Depois, é só esperar dois anos. Tenho para mim que esse primeiro biénio de vigência da lei vai ser calmo, sem pressões do Governo Central. Porquê? Claro, porque chegamos a 2011 e ficamos a um ano dos actos eleitorais de Hong Kong. E, então, Donald Tsang fará o mesmo que Edmund Ho: apresentará aos seus governados um projecto da mesma natureza (ainda que não necessariamente com conteúdo próximo), depois de Pequim recordar muito bem a toda a gente que a aplicação da lei não trouxe problemas de espécie alguma aos cidadãos de Macau. Entra em vigor o normativo na antiga colónia britânica antes do seu duplo sufrágio do Verão de 2012 e, lá como cá, nem a “batata quente” é passada para o novo Chefe do Executivo, nem haverá ainda problemas de aplicação concreta dos novos tipos de crimes susceptíveis de mexer muito com o apuramento do novo LEGCO.

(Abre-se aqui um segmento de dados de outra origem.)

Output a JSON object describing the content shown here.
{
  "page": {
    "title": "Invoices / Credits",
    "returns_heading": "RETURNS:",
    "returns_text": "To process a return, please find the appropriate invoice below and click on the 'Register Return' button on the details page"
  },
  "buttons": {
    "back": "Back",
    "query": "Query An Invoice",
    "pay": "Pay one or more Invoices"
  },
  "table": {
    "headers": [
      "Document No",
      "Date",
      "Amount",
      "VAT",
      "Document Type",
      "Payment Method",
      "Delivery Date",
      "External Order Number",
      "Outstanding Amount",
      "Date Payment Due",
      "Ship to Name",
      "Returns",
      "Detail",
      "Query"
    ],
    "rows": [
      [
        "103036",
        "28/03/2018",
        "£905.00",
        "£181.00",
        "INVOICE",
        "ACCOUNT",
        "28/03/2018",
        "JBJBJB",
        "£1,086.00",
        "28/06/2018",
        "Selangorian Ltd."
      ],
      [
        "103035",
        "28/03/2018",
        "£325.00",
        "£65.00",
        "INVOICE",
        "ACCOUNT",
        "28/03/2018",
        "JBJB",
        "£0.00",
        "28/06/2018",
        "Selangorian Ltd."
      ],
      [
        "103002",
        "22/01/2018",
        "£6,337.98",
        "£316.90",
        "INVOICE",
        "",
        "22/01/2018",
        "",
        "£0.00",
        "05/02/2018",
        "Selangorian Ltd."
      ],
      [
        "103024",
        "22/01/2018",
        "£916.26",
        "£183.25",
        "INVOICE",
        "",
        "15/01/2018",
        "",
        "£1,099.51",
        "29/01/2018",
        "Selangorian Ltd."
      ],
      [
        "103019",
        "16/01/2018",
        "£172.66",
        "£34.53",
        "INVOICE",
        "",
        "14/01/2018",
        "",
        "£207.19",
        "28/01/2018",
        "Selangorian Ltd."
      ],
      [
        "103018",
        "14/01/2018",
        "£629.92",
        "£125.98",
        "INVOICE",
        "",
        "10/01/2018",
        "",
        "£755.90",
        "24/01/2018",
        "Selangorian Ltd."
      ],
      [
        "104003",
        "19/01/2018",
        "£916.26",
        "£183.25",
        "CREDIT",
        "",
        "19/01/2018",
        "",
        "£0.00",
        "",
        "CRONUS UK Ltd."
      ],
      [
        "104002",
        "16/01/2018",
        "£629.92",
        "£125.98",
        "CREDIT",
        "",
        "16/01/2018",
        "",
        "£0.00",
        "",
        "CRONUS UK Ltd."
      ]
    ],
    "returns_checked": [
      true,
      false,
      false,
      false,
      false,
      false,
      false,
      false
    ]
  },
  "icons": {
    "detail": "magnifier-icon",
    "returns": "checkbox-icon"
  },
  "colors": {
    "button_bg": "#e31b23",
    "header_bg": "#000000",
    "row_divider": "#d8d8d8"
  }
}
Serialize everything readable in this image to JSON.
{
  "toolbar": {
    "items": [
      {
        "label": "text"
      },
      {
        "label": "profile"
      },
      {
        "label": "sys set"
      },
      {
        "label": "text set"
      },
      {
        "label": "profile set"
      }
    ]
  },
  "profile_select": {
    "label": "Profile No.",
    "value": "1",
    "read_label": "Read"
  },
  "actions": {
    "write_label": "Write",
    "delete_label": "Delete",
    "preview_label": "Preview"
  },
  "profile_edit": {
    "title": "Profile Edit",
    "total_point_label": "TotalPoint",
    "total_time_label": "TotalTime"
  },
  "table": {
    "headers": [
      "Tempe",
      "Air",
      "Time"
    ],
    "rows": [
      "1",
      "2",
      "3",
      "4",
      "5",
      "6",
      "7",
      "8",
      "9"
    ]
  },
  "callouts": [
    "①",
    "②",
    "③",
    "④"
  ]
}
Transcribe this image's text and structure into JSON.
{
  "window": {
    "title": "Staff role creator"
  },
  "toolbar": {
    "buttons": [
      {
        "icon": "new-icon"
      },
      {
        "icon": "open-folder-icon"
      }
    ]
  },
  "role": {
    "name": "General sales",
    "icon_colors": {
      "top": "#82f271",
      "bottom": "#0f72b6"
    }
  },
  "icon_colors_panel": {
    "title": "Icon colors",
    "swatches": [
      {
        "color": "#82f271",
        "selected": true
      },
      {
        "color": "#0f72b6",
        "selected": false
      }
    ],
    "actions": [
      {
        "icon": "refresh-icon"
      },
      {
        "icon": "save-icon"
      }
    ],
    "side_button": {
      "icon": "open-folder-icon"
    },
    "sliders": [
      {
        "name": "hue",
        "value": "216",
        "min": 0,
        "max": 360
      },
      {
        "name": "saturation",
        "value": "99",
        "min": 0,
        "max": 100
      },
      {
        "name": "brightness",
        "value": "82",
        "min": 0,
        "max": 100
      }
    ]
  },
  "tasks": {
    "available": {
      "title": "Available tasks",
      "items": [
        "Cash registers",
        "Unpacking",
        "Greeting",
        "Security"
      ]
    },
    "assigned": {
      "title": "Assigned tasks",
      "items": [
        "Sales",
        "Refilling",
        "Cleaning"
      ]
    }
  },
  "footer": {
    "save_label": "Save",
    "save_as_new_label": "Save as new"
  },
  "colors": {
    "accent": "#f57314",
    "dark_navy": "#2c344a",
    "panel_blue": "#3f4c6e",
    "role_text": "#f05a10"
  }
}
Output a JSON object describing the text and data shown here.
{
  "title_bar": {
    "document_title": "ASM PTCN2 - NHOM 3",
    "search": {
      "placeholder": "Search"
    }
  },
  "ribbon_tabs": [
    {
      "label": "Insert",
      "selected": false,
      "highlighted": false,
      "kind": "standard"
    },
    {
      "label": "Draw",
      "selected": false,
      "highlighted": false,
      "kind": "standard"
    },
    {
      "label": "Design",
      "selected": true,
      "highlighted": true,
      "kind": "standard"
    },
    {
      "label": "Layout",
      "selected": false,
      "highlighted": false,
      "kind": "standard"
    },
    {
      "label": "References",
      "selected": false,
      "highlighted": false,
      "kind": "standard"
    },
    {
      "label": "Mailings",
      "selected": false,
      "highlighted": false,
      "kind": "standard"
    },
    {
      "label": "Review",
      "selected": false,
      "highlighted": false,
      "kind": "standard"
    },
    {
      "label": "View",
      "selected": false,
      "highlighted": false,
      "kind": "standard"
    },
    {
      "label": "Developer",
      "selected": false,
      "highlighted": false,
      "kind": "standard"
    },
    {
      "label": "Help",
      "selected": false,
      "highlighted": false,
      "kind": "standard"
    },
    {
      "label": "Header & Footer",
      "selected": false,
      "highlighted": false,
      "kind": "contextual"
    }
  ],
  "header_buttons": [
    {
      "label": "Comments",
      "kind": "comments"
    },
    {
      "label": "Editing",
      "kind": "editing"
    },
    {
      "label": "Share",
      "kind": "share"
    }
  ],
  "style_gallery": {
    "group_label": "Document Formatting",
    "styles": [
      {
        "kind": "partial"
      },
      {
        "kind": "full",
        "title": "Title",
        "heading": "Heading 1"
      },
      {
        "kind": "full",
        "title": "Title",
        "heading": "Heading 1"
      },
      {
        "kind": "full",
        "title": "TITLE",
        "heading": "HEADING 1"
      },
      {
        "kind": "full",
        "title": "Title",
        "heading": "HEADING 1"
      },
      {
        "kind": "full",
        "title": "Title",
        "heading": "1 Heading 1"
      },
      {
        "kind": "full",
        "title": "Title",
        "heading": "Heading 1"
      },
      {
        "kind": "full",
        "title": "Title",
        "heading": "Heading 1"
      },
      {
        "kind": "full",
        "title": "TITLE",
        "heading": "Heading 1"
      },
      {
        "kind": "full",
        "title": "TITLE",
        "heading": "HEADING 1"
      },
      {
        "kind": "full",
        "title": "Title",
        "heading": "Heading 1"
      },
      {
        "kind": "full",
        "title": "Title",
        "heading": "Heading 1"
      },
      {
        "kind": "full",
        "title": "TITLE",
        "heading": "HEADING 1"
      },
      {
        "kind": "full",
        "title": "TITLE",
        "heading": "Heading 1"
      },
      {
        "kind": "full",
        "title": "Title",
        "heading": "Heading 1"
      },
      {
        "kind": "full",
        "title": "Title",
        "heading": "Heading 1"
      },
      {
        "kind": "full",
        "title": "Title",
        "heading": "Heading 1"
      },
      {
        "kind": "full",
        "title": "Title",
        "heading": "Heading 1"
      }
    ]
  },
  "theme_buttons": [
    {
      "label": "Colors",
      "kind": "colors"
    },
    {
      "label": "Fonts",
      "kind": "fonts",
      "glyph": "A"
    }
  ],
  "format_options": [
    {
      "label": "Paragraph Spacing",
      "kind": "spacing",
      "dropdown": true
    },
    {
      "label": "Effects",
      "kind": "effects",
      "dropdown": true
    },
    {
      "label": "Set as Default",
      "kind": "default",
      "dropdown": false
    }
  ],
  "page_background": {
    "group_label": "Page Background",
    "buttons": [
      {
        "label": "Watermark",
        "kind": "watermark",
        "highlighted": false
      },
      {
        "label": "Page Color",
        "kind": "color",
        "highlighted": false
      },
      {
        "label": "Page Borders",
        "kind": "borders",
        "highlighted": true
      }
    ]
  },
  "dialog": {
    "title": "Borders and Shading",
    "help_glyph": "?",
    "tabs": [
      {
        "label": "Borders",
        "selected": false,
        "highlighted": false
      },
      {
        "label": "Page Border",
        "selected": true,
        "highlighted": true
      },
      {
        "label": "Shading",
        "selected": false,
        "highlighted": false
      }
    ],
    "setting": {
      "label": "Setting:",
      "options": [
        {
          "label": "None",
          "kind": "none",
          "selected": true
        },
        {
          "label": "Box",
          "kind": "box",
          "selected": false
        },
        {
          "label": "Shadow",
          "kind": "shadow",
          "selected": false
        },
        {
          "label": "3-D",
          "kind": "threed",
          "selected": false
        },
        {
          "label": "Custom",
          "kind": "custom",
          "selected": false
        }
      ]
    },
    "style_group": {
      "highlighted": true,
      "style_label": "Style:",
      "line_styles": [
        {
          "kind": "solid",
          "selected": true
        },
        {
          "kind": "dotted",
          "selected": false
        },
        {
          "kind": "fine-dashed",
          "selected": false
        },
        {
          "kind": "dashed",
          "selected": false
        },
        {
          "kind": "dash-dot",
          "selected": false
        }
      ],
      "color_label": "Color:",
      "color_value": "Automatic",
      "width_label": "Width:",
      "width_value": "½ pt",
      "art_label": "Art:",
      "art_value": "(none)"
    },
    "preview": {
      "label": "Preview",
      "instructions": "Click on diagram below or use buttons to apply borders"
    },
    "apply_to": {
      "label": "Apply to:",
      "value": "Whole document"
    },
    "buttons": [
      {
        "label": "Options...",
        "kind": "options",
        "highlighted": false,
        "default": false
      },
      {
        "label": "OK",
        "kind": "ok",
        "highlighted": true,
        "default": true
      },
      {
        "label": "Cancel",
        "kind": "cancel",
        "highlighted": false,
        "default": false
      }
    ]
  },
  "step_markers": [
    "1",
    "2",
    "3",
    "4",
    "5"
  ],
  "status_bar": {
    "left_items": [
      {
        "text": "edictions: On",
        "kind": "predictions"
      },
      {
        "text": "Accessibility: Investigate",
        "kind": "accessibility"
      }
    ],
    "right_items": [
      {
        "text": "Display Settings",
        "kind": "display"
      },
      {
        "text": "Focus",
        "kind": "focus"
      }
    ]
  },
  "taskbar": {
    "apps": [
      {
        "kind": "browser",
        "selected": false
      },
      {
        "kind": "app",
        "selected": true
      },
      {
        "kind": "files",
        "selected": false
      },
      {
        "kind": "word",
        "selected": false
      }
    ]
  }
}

O timing é, pois, único! Macau vai ter brevemente esta lei, não porque dela careça, não porque a segurança nacional a imponha, mas, simplesmente, porque Pequim “não pode” perder este calendário ideal para impor a sua vontade e recuperar a face, manchada que ficou com aquele meio milhão de pessoas a protestar nas ruas em 1 de Julho de 2003.
Não deixa, aliás, de ser curioso que o documento de consulta não faça uma única menção ao falhado projecto de Tung Chee Hwa. A Secretária para a Administração e Justiça já esclareceu que a omissão se devia apenas ao facto de Hong Kong ter um sistema de common law, mas não deixa de ser verdade que o artigo 23.º é exactamente igual nas duas Leis Básicas... Enfim, presumo que, para os nossos dirigentes, o lema é mesmo não olhar para trás...
Por outro lado, tenho ouvido representantes do Governo a afirmar e reiterar que os cidadãos não precisam estar preocupados com o diploma, pois muito dificilmente será alguma vez aplicado. Se assim é – e acredito que sim enquanto Hong Kong não nos imitar (depois, não sei) –, então para quê perder-se tanto tempo e esforço com ele? Numa perspectiva de interesse público – e essa deveria ser sempre a bitola condutora da actuação de qualquer governo –, faria muito mais sentido legislar-se sobre outras duas matérias que a Lei Básica também prevê: a liberdade de associação sindical e o direito à greve. Ainda para mais, no presente contexto de forte crise financeira internacional, potenciador de situações de conflitualidade laboral, como bem evocava um académico nestes dias.
É o mal de se legislar com motivações políticas: fica toldada a lucidez e invertem-se as prioridades...
Bem pode a equipa governativa, na sua boa vontade, clamar que o novo articulado não vai atingir os jornalistas, os opinadores, os contestatários pacifistas e outros. Quando, pela lei das probabilidades, algum desgraçado for parar à barra do tribunal, sempre quero ver se o vão ilibar com recurso às gravações das sessões públicas de esclarecimento. Eu não me fiava, até porque, como dizia um dos meus interlocutores do debate radiofónico de sábado passado, por muitos exemplos concretos que pudessem dar nessas sessões (e não deram), cada caso é diferente dos outros. Por isso, ou esqueçam esta “oportunidade ideal” ou façam-me o favor de blindar o projecto contra futuros aplicadores menos sensatos, que é o que mais há por aí...
Nota: agradeço ao Bairro do Oriente a menção desta crónica na sua rubrica «Leituras» da semana.